I’d rather have a good carpenter than another bad lawyer. To say nothing of the gender-based unemployable trotskyists.
(As a clever young lady recently put it to a less clever one, “You’re not unsuccessful because you have a cunt, but because you are one”)
To make their countries look good in education rankings, politicians have force-fed academia with mediocre minds and immature idiots in pursuit of worthless fake degrees while saddling them with debt they won’t ever repay because they’re useless (both the degrees and the students). And it has fucked up universities – as well as students’ mental health.
Give those people an alternative in the crafts that is not socially shameful or culturally considered “inferior”, and they’ll jump at it.
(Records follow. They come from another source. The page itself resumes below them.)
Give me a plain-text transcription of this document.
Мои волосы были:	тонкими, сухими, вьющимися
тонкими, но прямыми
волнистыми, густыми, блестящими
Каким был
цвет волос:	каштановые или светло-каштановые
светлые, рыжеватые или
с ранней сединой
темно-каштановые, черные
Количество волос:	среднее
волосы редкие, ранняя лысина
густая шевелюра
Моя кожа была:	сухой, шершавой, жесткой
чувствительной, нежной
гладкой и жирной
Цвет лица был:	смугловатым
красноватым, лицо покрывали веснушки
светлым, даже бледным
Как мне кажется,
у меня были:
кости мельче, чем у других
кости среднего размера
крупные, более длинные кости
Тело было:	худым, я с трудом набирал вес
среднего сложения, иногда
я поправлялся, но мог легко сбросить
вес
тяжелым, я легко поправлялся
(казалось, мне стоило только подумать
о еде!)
To be clear, this is about opening up an alternative and letting everyone gravitate to their own best fit, and removing an existing distortion. It is the opposite of restricting choice or forcing anything. That’s what’s happening now, in subtle and not-so-subtle ways.
Make the choice between university and trades a horizontal rather than a vertical one, or at least diagonal – the more practically minded people can build stuff, the more theoretically inclined can figure stuff out, and there can and should be a lot of overlap. I expect the line to naturally fuzz away, anyway.
Intelligent people making things is not a failure. It’s fruition.
The opposite attitude, that the practical is “low” and the impractical is “high”, is a vestige of the feudal notion that High Status People sit about writing poetry while anything practical is for the Vaguely Subhuman Peasants and Unworthy of The Time of a Gentleman. No, no, no. That’s a palace ideology justifying society-wide parasitism. Everything the wrong way around.
A speculative goodfornothing is neither a gentleman, nor “high status” in any sense except his own lack thereof.
A proper gentleman is a thinker, a tinkerer – a thinkerer – and useful to his fellows.
If you like handmade shoes, you should buy me a pair, because so do I.